Author |
Plotnitsky, Arkady |
Year |
2010 |
Publisher |
New York et al: Springer |
Number of pages |
436 |
ISBN |
9780387853338 |
Keywords |
|
Abstract
Amazon (2013):
The book offers an exploration of the relationships between epistemology and probability
in the work of Niels Bohr, Werner Heisenberg, and Erwin Schrödinger; in quantum mechanics;
and in modern physics as a whole. It also considers the implications of these relationships
and of quantum theory itself for our understanding of the nature of thinking and knowledge
in general. These implications are radical and controversial. While they have been
seen as scientifically productive and intellectually liberating to some, Bohr and
Heisenberg among them, they have been troublesome to many others, beginning with Schrödinger
and, most famously, Einstein, who refused to believe that God would resort to playing
dice, as quantum theory appeared to demand. The situation led to an intense debate,
in particular the great confrontation between Einstein and Bohr, which began around
the time of the discovery of quantum mechanics by Heisenberg and Schrödinger in 1920s
and has overshadowed the history of the debate concerning quantum mechanics ever since.
The controversy itself surrounding quantum theory and the intensity of the debate
concerning it have remained undiminished. No end appears to be in sight.At the same
time, in spite of the enormous and ever proliferating amount of commentaries in all
genres (technical, philosophical, and popular), some of the deeper philosophical aspects
of quantum mechanics and of the philosophical thought of the figures considered in
this study often remain explored. The main aim of this book is to contribute to a
better understanding of the nature of quantum-theoretical thinking and of the reasons
for this extraordinary impact and controversy. Philosophically, the book pursues this
task by bringing together in a new way the relationships between epistemology and
probability in quantum theory and beyond. Historically, it does so by engaging comprehensively
and in a mutually illuminating way with the work of all three key figures responsible
for the birth of quantum mechanics - Heisenberg, Schrödinger, and, as concerns quantum
epistemology, Bohr - which has not be previously done in literature on quantum mechanics.

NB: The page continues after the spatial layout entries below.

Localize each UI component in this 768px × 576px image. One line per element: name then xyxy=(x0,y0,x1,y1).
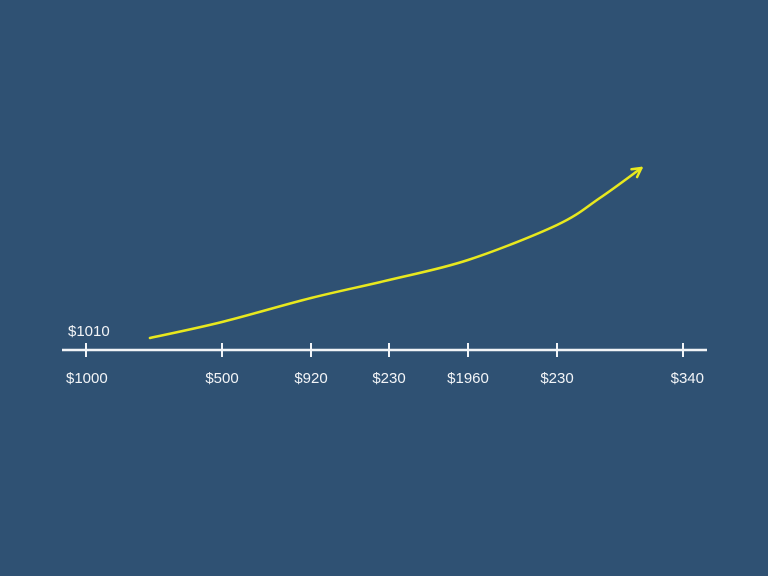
x-tick-label: $1000 xyxy=(66,370,108,387)
x-tick-label: $1960 xyxy=(447,370,489,387)
x-tick-label: $230 xyxy=(372,370,405,387)
x-tick-label: $920 xyxy=(294,370,327,387)
x-tick-label: $340 xyxy=(671,370,704,387)
x-tick-label: $230 xyxy=(540,370,573,387)
series-line xyxy=(148,166,643,340)
arrow-head-icon xyxy=(630,166,643,179)
x-tick-label: $500 xyxy=(205,370,238,387)
y-value-label: $1010 xyxy=(68,323,110,340)
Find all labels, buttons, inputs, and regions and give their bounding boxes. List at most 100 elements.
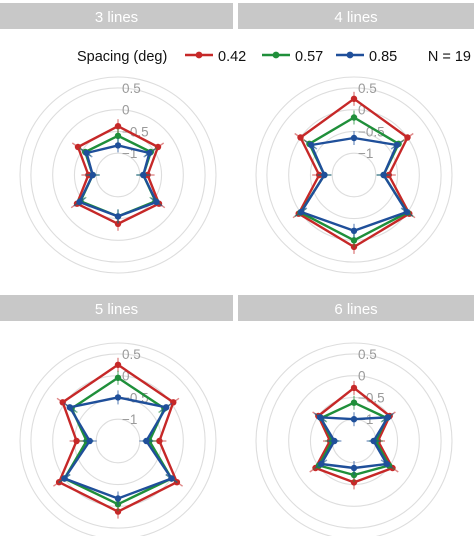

Among other key contributions of the book is an analysis of the role of mathematics
in quantum theory and in the thinking of Bohr, Heisenberg, and Schrödinger; a new
treatment of the famous experiment of Einstein, Podolsky, and Rosen (EPR) and of the
Bohr-Einstein exchange concerning it; and an exploration of the implications of the
epistemological problematics considered by the book for new developments of quantum
mechanics itself, such as quantum information theory, on the one hand, and, on the
other, for higher-level physical theories, from quantum field theory to string/brane
theories and new cosmological theories.